Anonymous 0 Comments

There are different kinds of infinity. But infinity+1 is always the same size as infinity.

For example, there are an infinite number of even numbers, and an infinite number of all numbers.

Imagine taking each even number and matching it with a different natural number. 2 matches to 1, 4 to 2, 6 to 3, 8 to 4, and so on.

Now, we can never run out of numbers. We can always add 1 or 2 to make a new number. And that new number would also have a match.

Since this is the case, infinity+1 is the same size as infinity.

A scenario where two infinities aren’t the same size would be as follows…

Imagine the infinity of all natural numbers, N. And the infinity of all real numbers, R.

R is larger than N.

This is because, for real numbers, there are an infinite number of subdivisions between any two real numbers.

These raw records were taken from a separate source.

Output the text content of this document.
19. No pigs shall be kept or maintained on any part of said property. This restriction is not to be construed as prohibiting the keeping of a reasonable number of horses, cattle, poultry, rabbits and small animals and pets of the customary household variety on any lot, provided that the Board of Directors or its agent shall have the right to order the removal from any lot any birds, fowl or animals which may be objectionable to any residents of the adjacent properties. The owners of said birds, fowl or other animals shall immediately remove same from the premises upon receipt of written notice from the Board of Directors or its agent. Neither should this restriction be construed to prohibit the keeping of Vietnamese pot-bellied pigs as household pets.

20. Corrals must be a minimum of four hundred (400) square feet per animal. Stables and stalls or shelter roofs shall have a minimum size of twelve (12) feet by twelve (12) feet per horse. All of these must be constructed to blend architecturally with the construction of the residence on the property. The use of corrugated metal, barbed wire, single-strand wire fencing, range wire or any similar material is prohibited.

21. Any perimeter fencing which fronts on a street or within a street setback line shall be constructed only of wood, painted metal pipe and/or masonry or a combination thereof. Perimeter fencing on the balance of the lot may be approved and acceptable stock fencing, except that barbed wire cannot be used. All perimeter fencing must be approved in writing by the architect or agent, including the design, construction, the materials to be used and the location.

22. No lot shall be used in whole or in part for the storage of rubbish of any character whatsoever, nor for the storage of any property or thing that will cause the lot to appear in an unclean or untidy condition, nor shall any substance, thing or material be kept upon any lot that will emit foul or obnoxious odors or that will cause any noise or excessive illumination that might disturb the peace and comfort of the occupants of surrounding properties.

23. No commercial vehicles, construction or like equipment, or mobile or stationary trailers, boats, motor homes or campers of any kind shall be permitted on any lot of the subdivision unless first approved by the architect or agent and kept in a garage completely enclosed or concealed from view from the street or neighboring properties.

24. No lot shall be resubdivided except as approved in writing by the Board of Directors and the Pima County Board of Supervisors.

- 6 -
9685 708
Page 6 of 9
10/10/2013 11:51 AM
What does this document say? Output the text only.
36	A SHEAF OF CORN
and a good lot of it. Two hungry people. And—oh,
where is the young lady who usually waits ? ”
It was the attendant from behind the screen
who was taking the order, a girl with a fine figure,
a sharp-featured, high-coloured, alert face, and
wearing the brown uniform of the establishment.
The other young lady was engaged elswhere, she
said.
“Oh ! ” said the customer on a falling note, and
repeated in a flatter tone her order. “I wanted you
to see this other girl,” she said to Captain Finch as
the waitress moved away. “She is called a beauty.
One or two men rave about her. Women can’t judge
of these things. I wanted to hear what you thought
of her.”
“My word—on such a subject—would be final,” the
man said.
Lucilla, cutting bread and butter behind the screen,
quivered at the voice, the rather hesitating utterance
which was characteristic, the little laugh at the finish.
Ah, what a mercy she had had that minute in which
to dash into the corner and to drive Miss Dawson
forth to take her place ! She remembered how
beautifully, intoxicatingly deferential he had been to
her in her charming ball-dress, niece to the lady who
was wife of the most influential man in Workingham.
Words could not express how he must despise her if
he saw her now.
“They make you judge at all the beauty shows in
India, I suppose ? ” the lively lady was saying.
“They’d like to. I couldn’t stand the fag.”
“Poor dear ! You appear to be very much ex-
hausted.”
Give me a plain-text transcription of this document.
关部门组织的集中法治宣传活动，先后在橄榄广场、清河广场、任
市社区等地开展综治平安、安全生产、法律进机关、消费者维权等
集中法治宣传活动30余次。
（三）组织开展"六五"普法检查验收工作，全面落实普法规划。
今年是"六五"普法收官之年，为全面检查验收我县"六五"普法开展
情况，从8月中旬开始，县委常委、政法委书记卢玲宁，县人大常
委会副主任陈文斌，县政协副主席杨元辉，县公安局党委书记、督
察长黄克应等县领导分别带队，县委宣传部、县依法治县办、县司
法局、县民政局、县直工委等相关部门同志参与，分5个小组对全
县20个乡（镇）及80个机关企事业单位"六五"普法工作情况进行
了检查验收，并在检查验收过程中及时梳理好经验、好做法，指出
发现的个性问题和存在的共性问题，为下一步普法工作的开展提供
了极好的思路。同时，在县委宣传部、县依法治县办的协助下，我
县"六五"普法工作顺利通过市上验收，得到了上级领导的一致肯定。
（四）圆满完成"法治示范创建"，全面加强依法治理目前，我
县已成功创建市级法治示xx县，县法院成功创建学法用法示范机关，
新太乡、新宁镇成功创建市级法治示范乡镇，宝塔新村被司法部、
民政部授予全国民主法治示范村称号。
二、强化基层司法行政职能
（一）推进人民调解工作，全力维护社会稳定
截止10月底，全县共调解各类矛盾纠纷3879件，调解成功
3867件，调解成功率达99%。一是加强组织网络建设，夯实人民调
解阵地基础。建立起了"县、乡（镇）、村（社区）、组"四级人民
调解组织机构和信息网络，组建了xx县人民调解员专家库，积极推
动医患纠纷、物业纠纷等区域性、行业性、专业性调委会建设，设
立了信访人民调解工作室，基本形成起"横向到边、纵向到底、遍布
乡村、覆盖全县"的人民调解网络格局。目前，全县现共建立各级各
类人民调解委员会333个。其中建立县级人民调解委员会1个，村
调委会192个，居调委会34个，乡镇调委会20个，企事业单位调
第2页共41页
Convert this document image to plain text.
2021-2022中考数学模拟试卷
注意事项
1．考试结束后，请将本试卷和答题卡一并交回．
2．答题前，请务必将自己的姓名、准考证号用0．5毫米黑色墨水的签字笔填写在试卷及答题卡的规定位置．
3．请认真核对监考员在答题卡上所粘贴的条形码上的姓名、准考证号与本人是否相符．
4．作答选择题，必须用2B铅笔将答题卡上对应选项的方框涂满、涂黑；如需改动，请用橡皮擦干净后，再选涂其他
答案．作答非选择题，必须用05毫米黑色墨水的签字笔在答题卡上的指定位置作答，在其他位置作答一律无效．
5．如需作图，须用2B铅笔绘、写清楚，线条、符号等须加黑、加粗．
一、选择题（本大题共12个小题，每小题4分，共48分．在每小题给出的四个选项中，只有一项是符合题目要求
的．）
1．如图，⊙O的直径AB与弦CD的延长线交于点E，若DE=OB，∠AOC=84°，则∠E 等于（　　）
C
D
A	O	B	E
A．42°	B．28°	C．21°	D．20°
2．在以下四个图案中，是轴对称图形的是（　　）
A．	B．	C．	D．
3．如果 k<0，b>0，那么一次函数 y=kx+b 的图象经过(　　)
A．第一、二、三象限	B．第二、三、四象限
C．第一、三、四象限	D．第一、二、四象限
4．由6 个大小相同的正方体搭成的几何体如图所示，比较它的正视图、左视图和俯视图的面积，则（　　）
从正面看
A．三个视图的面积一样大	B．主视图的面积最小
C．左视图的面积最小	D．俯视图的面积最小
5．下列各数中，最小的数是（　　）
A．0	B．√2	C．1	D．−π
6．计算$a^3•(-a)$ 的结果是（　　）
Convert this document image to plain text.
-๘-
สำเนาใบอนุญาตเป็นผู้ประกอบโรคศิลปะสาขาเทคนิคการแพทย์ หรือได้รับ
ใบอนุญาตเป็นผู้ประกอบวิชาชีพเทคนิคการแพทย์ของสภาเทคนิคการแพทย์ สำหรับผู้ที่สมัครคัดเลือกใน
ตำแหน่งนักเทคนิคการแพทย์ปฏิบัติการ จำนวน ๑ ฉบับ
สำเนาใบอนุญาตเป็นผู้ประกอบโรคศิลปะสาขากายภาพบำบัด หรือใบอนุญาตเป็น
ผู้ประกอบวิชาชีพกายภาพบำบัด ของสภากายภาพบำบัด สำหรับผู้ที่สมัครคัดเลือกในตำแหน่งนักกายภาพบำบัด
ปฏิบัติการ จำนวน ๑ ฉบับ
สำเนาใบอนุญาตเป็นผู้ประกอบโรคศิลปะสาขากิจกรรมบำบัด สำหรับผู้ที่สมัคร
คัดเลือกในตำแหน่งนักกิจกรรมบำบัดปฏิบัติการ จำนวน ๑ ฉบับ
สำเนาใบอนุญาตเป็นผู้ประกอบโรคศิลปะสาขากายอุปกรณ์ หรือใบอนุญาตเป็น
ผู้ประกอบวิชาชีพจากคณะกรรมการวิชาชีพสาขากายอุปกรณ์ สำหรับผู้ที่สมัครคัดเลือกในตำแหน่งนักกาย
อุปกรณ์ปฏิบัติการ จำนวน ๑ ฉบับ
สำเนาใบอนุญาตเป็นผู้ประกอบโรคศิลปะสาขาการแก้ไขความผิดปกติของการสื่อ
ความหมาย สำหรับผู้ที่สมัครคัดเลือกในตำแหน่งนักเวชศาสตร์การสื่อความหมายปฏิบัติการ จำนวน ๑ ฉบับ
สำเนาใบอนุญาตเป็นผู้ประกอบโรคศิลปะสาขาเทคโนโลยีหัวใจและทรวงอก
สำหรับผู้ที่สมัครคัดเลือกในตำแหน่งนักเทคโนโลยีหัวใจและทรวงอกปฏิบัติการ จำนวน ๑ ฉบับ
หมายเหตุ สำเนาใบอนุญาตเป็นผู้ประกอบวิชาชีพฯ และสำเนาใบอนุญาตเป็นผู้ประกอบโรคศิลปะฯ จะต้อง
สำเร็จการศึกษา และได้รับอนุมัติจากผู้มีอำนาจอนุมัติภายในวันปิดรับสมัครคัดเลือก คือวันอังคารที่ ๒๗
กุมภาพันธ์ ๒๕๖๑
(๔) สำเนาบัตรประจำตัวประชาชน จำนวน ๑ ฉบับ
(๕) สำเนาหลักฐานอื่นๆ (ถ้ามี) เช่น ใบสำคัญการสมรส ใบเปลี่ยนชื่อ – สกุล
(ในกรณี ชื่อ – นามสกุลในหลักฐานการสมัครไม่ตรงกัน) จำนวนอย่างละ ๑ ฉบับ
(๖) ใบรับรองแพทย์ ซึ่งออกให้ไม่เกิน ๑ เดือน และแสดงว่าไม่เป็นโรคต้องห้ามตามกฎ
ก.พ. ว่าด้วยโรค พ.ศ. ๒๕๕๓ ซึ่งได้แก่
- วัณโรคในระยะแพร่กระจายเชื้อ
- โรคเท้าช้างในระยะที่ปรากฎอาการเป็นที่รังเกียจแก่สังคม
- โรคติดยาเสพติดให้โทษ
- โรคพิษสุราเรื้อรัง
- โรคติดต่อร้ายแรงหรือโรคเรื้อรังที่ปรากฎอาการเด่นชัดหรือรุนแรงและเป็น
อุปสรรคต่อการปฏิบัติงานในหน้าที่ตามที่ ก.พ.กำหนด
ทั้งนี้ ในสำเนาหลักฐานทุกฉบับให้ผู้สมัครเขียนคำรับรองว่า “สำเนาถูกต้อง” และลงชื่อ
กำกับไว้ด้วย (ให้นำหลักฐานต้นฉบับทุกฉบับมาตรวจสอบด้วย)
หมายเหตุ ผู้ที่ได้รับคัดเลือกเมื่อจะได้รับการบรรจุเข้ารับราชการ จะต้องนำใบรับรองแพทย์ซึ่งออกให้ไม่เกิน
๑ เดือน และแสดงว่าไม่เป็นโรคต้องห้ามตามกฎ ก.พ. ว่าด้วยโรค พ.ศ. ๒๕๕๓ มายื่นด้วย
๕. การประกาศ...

While not strictly true, the size of R is about the size of N squared. It’s an infinity compromised of smaller infinities.

Anonymous 0 Comments

A hotel with infinite rooms which are all full can fit 1 person in if they turn up…
And then a coach with an infinite amout of people turn up, they all fit in…
And then an infinte amount of coaches…

https://en.wikipedia.org/wiki/Hilbert’s_paradox_of_the_Grand_Hotel?wprov=sfti1

Anonymous 0 Comments

The question doesn’t make sense. Now, if the question was: is infinity+1 larger than infinity, at least there’s some logical progression there. The more important question here should be, why are you asking this stupid shit and wasting everyone’s time here?